F/N 2: Lest some get over-excited, I should note on Newton. I think we may reasonably take him as suggesting that hypotheses should be truth-seeking and accurate thus at least potentially true. So, the deliberate simplifications of say modelling transistors on ideal generators etc are not theory-building. Similarly N took considerable effort -- part of the pioneering work with calculus -- to make sure spherical bodies act gravitationally ad if they were point particles at their centres. So the genuinely scientific hyp must be a credible potential truth bearer, and it should per empirical data be causally adequate. Then also we may assess like effects as being due to like causes in light of characteristic traces etc. kairosfocus
F/N: I have laid out my thinking on scientific methods etc at 101 level here, which should be helpful to those seeking to understand. Notice, my emphases on empirical reliability of theories as explanatory models, and on the provisional, progressive nature of science. kairosfocus
Maus: It's been a long day and it is clear that you have a fixed position that a blog thread exchange will not shake. Let me -- at minimum, for onlookers -- instead simply cite the Stanford Encyclopedia of Philosophy on Inductive reasoning, so they will be able to see why I have said what I said; from a highly reputable source:
{SEP] Inductive Logic First published Mon Sep 6, 2004; substantive revision Mon Jun 20, 2011 An inductive logic is a system of evidential support that extends deductive logic to less-than-certain inferences. For valid deductive arguments the premises logically entail the conclusion, where the entailment means that the truth of the premises provides a guarantee of the truth of the conclusion. Similarly, in a good inductive argument the premises should provide some degree of support for the conclusion, where such support means that the truth of the premises indicates with some degree of strength that the conclusion is true. Presumably, if the logic of good inductive arguments is to be of any real value, the measure of support it articulates should meet the following condition: Criterion of Adequacy (CoA): As evidence accumulates, the degree to which the collection of true evidence statements comes to support a hypothesis, as measured by the logic, should tend to indicate that false hypotheses are probably false and that true hypotheses are probably true.
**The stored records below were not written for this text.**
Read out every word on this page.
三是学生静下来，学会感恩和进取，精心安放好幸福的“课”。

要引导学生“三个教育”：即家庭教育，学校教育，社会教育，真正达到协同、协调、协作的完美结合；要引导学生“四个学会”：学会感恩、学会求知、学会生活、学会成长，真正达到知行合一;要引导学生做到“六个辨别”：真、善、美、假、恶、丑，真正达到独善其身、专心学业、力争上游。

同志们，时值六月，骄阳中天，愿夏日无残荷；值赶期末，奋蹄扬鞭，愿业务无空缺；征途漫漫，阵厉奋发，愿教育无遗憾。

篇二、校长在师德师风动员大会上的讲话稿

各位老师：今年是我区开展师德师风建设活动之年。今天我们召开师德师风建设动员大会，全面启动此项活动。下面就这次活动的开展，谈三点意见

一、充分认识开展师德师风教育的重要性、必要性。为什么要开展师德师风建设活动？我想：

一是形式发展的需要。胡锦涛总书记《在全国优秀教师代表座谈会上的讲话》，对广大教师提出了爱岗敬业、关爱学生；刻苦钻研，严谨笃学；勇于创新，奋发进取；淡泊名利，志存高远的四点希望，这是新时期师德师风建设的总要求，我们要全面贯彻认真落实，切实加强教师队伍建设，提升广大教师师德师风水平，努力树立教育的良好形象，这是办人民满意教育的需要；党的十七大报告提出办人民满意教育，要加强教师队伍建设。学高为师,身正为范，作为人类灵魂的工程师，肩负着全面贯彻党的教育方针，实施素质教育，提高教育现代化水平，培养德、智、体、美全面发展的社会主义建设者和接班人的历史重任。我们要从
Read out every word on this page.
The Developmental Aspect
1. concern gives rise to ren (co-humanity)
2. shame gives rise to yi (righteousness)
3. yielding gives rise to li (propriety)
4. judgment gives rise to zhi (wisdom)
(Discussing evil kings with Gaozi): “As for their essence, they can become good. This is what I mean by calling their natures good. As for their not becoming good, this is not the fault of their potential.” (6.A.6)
Abductive arguments (inferences to best explanation per covering initially present facts and those discovered across time -- prediction, coherence per logic etc and explanatory balance) meet this set of requirements and may be properly understood as a species of induction. Which, is what I said from the beginning and have given reasons for above. You may choose to disagree if you will but the grounds for what I have pointed out should be on clear record for those wishing to understand why I said what I did. Those who desire more details will find the linked Enc of Phil article quite helpful. KF kairosfocus
Are you aware of the modern view that inductive arguments are not simply about generalising from particular cases (as I have previously noted to you)?
So what. You can find modern definitions of 'deduction' and 'induction' representing the degree of self-esteem and confidence you have in your argument. And surely you are aware of the modern understanding of contadictions? Surely, you know that under Dialetheism, a respectable and modern view from credentialed individuals, that there exist true contradictions? So if I accept your plea to wordsnitchery as valid then you surely accept that it was the height of bad form and malice to attack and ban those commenters on UD that took a Dialetheist approach to contradictions. Both arguments stand together or fall together.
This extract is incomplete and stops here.